If you are using a custom pipeline, you will need to ensure you have a Nextflow config file somewhere in your repository, and that it is loaded somewhere in your pipeline script (either implicitly such as a nextflow.config
file or explicitly imported via an include
as appropriate).
This config needs to have a process scope with default resources for the label of your installed module specified.
For example, if your installed nf-core module has a label of process_low
, one of the configs in your pipeline should have:
process {
withLabel:process_low {
cpus = { 2 * task.attempt }
memory = { 12.GB * task.attempt }
time = { 4.h * task.attempt }
}
}
Remember that in addition to the ‘defaults’ provided by the nf-core module labels, you can always override default resources for a specific module using the withName
scope within the same process scope as withLabel
.
The modules.conf
file
A final consideration is how to pass optional tool options and arguments to the command within the module.
In the nf-core pipeline template, we utilise a modules.config
file to ‘inject’ pipeline level parameters into a given module.
The defintion of the arguments to be injected can be placed in the same process
block as the labels in any config file using or loaded in the pipeline.
We recommend that for any nf-core module you install, you should specify a withName:
label for each process, and at a minimum specify a ext.args
and publishDir
directives for this option injection and default output directory publishing.
For example:
process{
withName: FASTQC {
ext.args = '--quiet'
publishDir = [
path: { "${params.outdir}/fastqc" },
saveAs: { filename -> filename.equals('versions.yml') ? null : filename }
]
}
}
Here we specify ext.args
to ‘hardcode’ FastQC’s --quiet
flag into all invocation of the FastQC process within the pipeline.
We also specify the default filepath where the output files will be stored in the results directory (here specified with --outdir
), but to exclude the nf-core module required versions.yml
file from being copied to the results directory (as this is normally rendered in nf-core pipelines with MultiQC).
If you want to give a user more freedom if what options and arguments are passed to the tool in the module such as via a pipeline-level params.
parameter, you can dynamically pass these to ext.args
within a closure.
process{
withName: FASTQC {
ext.args = { params.fastqc_quiet_mode ? '--quiet' : '' }
publishDir = [
path: { "${params.outdir}/fastqc" },
saveAs: { filename -> filename.equals('versions.yml') ? null : filename }
]
}
}
Or even the following, to inject a multiple specific values into the args
string (which is concatenated with spaces).
process{
withName: FASTQC {
ext.args = { [
params.fastqc_quiet_mode ? '--quiet' : '',
"--kmers ${params.fastqc_kmers}"
].join(' ').trim() }
publishDir = [
path: { "${params.outdir}/fastqc" },
saveAs: { filename -> filename.equals('versions.yml') ? null : filename }
]
}
}
Summary
In summary, at it’s core using nf-core modules in your pipeline is as simple as installing the module and then invoking it in your pipeline script.

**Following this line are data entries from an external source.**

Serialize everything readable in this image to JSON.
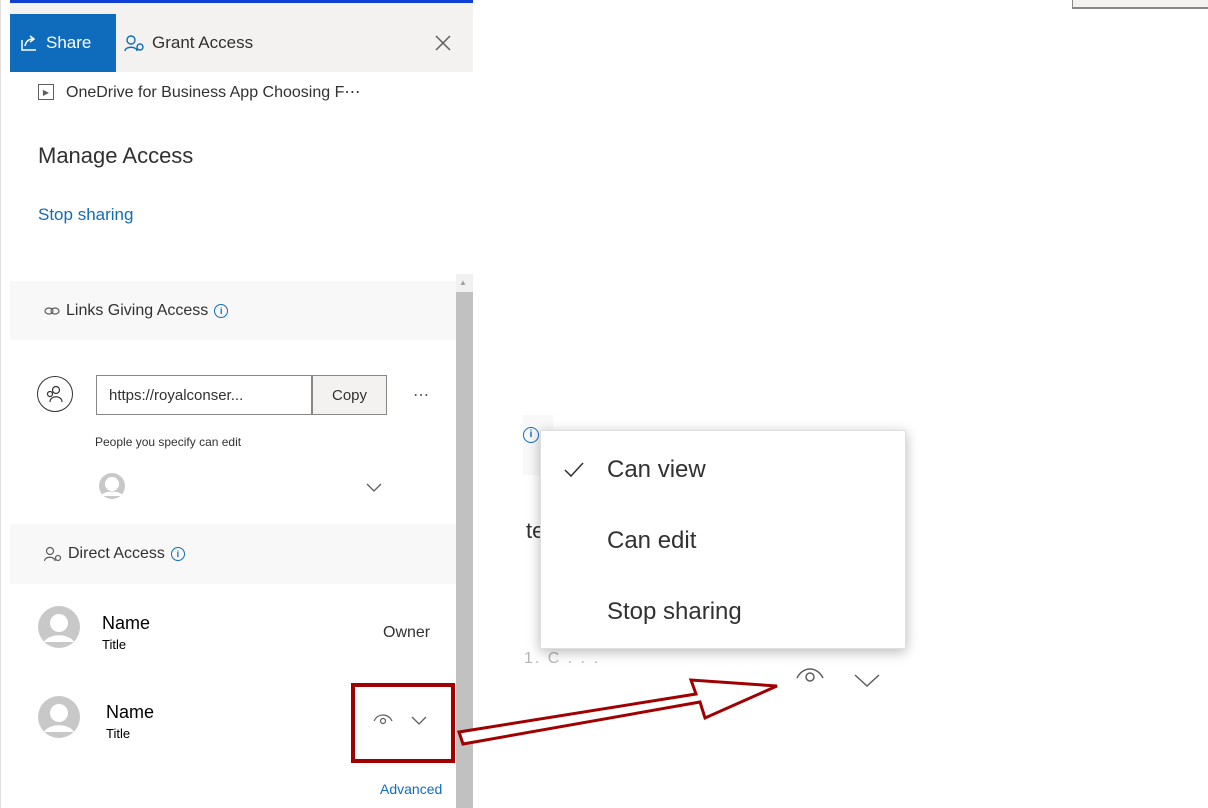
{
  "tabs": {
    "share_label": "Share",
    "grant_label": "Grant Access"
  },
  "file": {
    "name": "OneDrive for Business App Choosing F⋯"
  },
  "heading": "Manage Access",
  "stop_sharing_link": "Stop sharing",
  "links_section": {
    "header": "Links Giving Access",
    "url": "https://royalconser...",
    "copy_label": "Copy",
    "more_label": "⋯",
    "description": "People you specify can edit"
  },
  "direct_section": {
    "header": "Direct Access",
    "people": [
      {
        "name": "Name",
        "title": "Title",
        "role": "Owner"
      },
      {
        "name": "Name",
        "title": "Title"
      }
    ]
  },
  "advanced_label": "Advanced",
  "callout": {
    "partial_text": "te",
    "fragment_text": "1. C  . . .",
    "menu_items": [
      {
        "label": "Can view",
        "checked": true
      },
      {
        "label": "Can edit",
        "checked": false
      },
      {
        "label": "Stop sharing",
        "checked": false
      }
    ]
  },
  "colors": {
    "accent": "#0f6cbd",
    "highlight": "#a00000"
  },
  "icons": {
    "share": "share-icon",
    "grant": "grant-access-icon",
    "close": "close-icon",
    "eye": "eye-icon",
    "chevron": "chevron-down-icon",
    "check": "checkmark-icon"
  }
}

That said, there are a couple of additional considerations for non-nf-core template pipelines to take into account regarding input channels and additional configuration options to specify in Nextflow configuration files, which we have described here.
With these steps, you can now use nf-core modules in your pipeline, and benefit from the standardised, reproducible, and tested modules that the nf-core community has to offer.